COVID-19 Outbreak: An Overview

Affiliations
Review

COVID-19 Outbreak: An Overview

Marco Ciotti et al. Chemotherapy. 2019.

Abstract

Background: In late December 2019, Chinese health authorities reported an outbreak of pneumonia of unknown origin in Wuhan, Hubei Province.

Summary: A few days later, the genome of a novel coronavirus was released (http://viro-logical.org/t/novel-2019-coronavirus-genome/319; Wuhan-Hu-1, GenBank accession No. MN908947) and made publicly available to the scientific community. This novel coronavirus was provisionally named 2019-nCoV, now SARS-CoV-2 according to the Coronavirus Study Group of the International Committee on Taxonomy of Viruses. SARS-CoV-2 belongs to the Coronaviridae family, Betacoronavirus genus, subgenus Sarbecovirus.
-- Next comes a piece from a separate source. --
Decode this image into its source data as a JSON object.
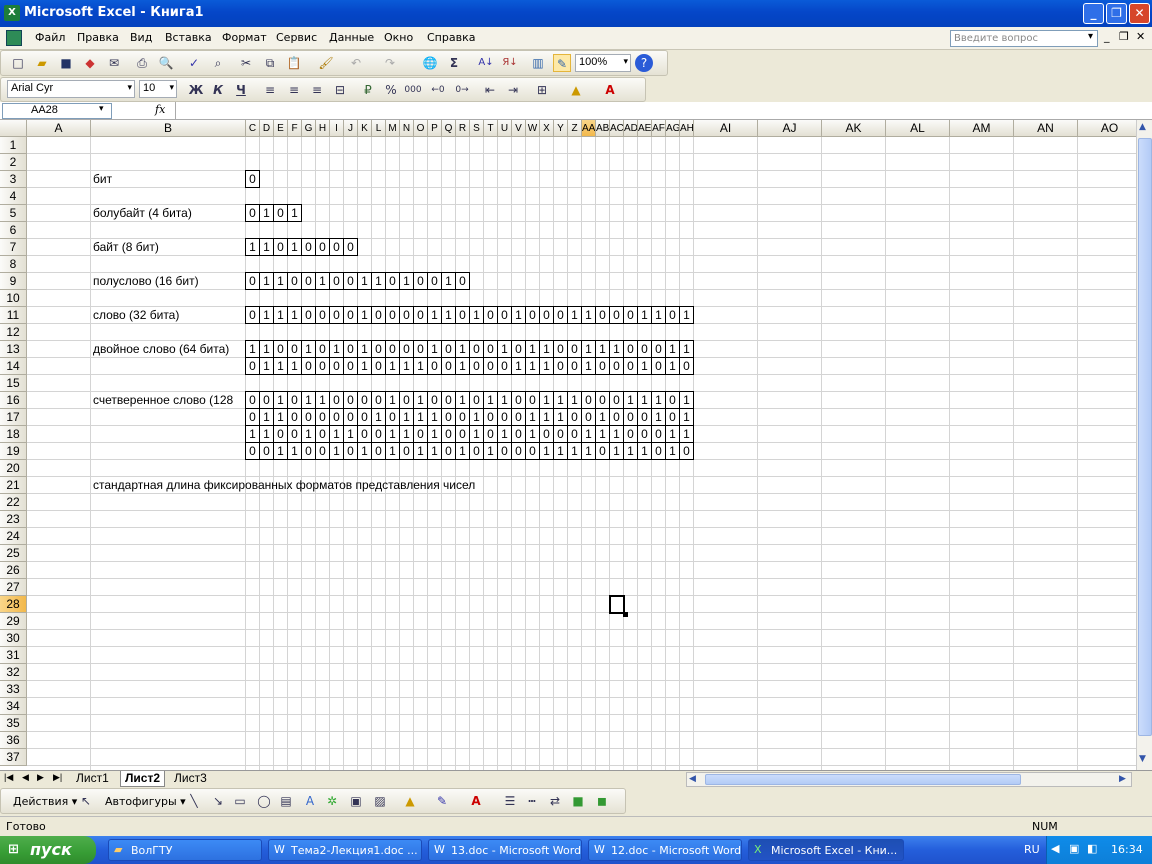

Since its discovery, the virus has spread globally, causing thousands of deaths and having an enormous impact on our health systems and economies. In this review, we summarize the current knowledge about the epidemiology, phylogenesis, homology modeling, and molecular diagnostics of SARS-CoV-2. Key Messages: Phylogenetic analysis is essential to understand viral evolution, whereas homology modeling is important for vaccine strategies and therapies. Highly sensitive and specific diagnostic assays are key to case identification, contact tracing, identification of the animal source, and implementation of control measures.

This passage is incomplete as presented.